Skip to Main Content

This project addresses the detection of real-time threats in video streams from crowded soft target environments. Video analysis is often the first line of defense in such environments due to the wide area of coverage, both at far and close range, provided by a spatially distributed network of cameras. Anomalous behavior or events in the video may clearly signify a threat (e.g., a fight breaking out) or indicate something out of place that should be pursued via human intervention or another sensor modality (e.g., a line of people moving the wrong way through a crowd). This project will attack the video analysis problem at several different levels. First, we will use both models and observations of the environment and human/vehicle behavior to dynamically determine the appropriate tasking and deployment of cameras to best detect threats. Second, we will use long-term video collected from many days and months of observation to determine what behavior is natural and expected for a given hour, day, and location. This model will allow the detection of anomalous behaviors in real time, even in the presence of dense crowds. Third, we will build models for the classification of individual actions and behaviors to detect anomalies and threats, with an emphasis on models that are both fair and explainable. 

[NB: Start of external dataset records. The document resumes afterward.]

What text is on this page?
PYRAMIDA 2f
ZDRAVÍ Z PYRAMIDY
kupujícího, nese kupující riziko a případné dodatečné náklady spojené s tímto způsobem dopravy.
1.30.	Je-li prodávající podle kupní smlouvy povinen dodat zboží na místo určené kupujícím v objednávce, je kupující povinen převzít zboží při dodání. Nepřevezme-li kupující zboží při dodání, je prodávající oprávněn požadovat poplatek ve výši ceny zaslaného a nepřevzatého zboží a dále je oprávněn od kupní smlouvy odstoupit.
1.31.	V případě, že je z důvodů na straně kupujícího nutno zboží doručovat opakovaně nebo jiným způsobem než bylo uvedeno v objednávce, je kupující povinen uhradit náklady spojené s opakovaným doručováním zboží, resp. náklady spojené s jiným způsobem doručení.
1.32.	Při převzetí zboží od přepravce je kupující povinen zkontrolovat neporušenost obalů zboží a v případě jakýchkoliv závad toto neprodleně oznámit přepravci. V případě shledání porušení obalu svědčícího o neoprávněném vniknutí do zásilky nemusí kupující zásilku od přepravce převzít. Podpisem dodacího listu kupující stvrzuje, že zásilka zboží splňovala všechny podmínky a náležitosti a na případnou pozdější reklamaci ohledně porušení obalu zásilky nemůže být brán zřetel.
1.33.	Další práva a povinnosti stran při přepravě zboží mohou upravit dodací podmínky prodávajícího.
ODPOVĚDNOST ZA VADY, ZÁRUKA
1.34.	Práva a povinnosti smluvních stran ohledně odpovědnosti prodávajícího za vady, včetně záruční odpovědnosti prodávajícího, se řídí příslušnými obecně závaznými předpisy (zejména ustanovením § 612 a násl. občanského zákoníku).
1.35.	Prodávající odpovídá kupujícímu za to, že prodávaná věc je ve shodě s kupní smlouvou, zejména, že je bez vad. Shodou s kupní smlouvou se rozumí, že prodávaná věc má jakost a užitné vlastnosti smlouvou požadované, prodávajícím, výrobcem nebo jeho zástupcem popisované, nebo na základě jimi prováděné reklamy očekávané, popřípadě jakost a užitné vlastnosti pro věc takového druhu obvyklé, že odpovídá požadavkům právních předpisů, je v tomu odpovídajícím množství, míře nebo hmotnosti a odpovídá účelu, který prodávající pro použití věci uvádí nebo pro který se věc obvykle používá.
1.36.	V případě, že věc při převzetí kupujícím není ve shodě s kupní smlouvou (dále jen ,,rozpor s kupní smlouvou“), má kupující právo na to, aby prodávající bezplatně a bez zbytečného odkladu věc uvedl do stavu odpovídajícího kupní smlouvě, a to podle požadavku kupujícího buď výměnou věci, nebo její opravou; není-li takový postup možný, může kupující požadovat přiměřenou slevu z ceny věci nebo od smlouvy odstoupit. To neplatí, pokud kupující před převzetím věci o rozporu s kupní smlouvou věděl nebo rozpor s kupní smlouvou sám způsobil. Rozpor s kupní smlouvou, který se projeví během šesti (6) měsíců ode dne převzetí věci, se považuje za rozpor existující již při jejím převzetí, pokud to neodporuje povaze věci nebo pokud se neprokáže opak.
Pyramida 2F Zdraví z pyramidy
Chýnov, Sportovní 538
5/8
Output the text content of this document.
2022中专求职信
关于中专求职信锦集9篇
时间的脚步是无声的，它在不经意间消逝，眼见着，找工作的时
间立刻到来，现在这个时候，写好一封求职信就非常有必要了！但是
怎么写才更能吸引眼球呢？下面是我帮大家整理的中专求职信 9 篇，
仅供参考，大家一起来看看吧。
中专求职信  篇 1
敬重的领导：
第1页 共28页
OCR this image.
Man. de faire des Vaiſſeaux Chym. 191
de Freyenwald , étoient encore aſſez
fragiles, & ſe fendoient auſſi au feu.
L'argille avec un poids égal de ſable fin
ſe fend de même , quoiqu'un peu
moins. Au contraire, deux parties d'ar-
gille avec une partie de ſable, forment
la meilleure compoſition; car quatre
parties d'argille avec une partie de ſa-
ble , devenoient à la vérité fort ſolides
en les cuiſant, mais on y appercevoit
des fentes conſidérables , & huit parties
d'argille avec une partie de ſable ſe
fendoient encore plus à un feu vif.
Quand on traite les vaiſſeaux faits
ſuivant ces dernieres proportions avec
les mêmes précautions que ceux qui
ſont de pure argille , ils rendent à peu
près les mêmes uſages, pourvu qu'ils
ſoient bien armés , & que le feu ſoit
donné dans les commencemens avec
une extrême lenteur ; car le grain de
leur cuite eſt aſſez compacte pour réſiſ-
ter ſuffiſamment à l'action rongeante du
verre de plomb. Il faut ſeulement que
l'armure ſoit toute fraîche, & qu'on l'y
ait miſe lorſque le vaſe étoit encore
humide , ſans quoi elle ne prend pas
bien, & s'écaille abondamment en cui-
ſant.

Academic computer vision research generally relies on datasets containing videos that are (1) not representative of soft targets or crowded DHS environments of interest, and (2) quite short (at most a few minutes long). Research that addresses a large system of surveillance cameras observing a wide-area environment is also rare. The proposed project goes beyond typical computer vision research by focusing from the outset on long-time-scale data from wide-spatial-area multi-camera surveillance networks, as would be common in the soft-target environments of interest to SENTRY (e.g., schools, airports, subway stations, sports stadia). The proposed research pushes the technical state of the art in its development of models and algorithms that are robust and accurate, explicitly model uncertainty, explain the reasoning behind their decisions in a way human end-users understand, operate in highly crowded environments, and are fair and unbiased, all of which will enable proactive interdiction by the Virtual Sentry rather than after-the-fact response.